Asymbiotic in vitro germination of Cypripedium irapeanum in Norstog medium. (a) Development stage 0 on day of sowing (black arrows show immature and undeveloped seeds and white arrows show mature seeds). (b) Imbibed seeds two days after sowing (das) (white arrow) (development stage 1). (c) Imbibed seed with rupture of testa 12 das (white arrow) (development stage 2). (d) Protocorm polarization with apical meristem at 45 das (upper structure) (developmental stage 3). (e) Protocorm development with leaf blade at 54 das (developmental stage 4). (f) Pre-seedling showing radical meristem (black dashed arrow) and a long achlorophyllous leaf 96 das (developmental stage 5). Other chlorophyll pre-seedlings with two leaf blades are located at the bottom left. (g) Seedling development with two incipient roots at 122 das (black dashed arrow) (developmental stage 6). (h) Seedling 187 das with four leaves and a greater ratio between root and shoot. (i) Seedling 300 das with lateral shoots and remnant testa (black dashed arrow) from the first shoot and two radical sprouts. The white arrow shows two oxidized pre-seedlings at stage 4. (j) Four seedlings 300 das with long roots and one seedling with two shoots (black dashed arrow). The white arrow shows a protocorm with irregular protuberances, such as rhizoids, or a protocorm-like body (PLB). (k) Seedling at 365 das with three shoots and two elongated and exfoliant rhizodermic roots.

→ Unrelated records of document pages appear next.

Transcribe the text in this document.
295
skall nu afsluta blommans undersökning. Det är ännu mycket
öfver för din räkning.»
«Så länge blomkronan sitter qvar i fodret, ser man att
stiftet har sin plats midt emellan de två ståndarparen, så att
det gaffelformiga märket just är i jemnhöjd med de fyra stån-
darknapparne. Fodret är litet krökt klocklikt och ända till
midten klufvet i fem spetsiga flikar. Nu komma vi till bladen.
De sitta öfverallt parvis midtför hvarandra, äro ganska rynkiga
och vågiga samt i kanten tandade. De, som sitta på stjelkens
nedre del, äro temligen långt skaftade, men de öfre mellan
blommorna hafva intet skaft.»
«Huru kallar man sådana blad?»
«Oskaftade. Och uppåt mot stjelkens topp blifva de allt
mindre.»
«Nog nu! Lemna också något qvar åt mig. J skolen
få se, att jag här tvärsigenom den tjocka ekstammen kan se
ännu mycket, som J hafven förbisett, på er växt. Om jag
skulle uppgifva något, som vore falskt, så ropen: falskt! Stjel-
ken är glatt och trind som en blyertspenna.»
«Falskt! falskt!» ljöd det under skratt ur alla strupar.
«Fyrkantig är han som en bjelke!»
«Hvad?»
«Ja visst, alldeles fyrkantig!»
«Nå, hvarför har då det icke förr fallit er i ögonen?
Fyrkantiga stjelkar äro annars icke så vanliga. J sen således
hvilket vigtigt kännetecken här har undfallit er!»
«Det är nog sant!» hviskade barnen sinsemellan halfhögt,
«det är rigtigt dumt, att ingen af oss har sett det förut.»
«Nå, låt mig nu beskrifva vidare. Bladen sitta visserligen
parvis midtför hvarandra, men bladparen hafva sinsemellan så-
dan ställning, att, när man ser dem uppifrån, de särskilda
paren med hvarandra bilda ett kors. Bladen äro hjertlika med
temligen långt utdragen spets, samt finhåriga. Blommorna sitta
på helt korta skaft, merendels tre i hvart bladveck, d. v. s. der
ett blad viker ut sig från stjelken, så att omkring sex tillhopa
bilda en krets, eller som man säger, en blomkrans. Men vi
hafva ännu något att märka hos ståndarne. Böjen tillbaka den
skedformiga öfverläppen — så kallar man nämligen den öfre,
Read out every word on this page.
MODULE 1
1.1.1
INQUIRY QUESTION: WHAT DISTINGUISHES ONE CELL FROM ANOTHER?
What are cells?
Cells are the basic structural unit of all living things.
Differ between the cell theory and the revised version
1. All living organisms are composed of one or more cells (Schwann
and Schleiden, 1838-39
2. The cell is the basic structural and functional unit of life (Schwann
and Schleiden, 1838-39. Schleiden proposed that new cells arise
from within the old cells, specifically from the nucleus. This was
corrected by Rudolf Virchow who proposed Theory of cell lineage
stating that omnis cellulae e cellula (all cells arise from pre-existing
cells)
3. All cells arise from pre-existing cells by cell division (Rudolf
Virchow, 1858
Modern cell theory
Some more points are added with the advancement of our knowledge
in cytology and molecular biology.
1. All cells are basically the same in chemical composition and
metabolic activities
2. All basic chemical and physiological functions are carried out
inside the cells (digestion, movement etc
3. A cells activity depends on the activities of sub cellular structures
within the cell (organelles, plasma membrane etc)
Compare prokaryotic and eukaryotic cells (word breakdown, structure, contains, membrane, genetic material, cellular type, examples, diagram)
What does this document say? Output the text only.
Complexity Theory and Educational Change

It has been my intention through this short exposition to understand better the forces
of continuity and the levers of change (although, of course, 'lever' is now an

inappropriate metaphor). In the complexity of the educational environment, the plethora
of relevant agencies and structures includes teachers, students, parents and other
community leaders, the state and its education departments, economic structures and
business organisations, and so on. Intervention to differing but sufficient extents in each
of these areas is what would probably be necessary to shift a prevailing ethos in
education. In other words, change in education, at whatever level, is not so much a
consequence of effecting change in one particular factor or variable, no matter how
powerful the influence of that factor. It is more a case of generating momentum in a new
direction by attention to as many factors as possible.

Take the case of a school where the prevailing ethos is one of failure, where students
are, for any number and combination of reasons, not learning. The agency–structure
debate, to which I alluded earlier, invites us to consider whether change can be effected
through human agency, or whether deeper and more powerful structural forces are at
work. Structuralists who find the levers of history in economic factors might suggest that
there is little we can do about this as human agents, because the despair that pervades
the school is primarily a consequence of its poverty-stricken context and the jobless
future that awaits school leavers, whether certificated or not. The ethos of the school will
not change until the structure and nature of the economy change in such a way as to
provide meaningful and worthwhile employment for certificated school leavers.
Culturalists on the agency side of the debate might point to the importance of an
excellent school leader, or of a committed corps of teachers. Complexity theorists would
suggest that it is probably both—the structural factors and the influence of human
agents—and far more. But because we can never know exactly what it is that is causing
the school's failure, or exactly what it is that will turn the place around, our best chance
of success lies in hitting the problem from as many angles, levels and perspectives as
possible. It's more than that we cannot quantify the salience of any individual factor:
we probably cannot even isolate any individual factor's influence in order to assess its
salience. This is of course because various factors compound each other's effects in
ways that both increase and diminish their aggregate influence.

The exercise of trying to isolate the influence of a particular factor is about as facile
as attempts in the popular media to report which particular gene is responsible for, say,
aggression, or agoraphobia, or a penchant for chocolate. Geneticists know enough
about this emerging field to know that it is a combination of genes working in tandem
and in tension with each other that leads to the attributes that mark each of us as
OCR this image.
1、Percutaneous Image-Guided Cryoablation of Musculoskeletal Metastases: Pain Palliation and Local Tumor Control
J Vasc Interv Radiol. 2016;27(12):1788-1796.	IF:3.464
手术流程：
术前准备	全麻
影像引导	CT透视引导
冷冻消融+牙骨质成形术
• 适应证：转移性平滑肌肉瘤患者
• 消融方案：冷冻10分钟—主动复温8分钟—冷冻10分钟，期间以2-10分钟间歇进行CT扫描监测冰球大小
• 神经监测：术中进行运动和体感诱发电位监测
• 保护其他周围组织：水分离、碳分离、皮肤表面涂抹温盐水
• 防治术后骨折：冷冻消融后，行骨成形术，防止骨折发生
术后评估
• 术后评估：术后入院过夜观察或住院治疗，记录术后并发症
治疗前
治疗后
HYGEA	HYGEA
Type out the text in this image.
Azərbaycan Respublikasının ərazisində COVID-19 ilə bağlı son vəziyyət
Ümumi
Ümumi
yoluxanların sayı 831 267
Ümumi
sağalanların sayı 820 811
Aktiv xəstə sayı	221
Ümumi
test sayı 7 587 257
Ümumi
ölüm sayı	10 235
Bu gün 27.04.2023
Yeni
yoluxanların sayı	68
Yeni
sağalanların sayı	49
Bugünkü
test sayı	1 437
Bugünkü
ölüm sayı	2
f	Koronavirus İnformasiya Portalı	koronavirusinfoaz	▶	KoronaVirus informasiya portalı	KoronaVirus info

Scale bars = 100 µm.

Figure 11

Symbiotic in vitro germination of Cypripedium irapeanum with two Epulorhiza spp. (Tulasnella spp.) isolates obtained from an oak forest in Mexico State and a tropical deciduous forest in Veracruz State with seeds from Puebla State. (a) Seed imbibition (stage 1) before fungal contact at 2 days after sowing (das) (white arrow shows immature and ungerminated seeds with embryos) with a Mexico State isolate. (b) Mycorrhizal contact during seed imbibition at 12 das with the Veracruz isolate. (c) Symbiotic protocorms surrounded by mycelium (not rhizoids) at stages 2 (white arrow) and 3 developing rhizoids (black arrow) at 12 das with a Veracruz isolate. (d) Protocorm out of testa at 12 das stained with acid fuchsine showing pelotons at the micropillar seed region (black arrow) and hyphae growing in medium. (e,f) Symbiotic protocorms at stages 3 (e) and 4 (f) at 22 and 54 das, respectively, with the Veracruz isolate showing early vitrification and fungal incompatibility (black arrows). (g,h) Histological staining evidence of the fungal incompatibility, where pelotons invade apical meristematic tissue cells (black arrows) at stage 3 (g) and stage 4 (h), both at 109 das with an isolate from Mexico State. (i) Symbiotic protocorms at 187 das showing fungal compatibility that are located in a brownish tissue in the micropylar zone (black dashed arrow) with the Veracruz isolate. (j) Histological view of a stained mycorrhized protocorm with dense pink pelotons (black arrow) at the micropylar pole and with intact leaf vascular bundles (white arrow) at 96 das. (k,l) Symbiotic mixotrophic protocorms at stage 4 (with two foliar sheets) at 72 and 109 das with the Veracruz isolate. Scale bar = 100 µm. Photos taken by Mauricio Moreno in 2015.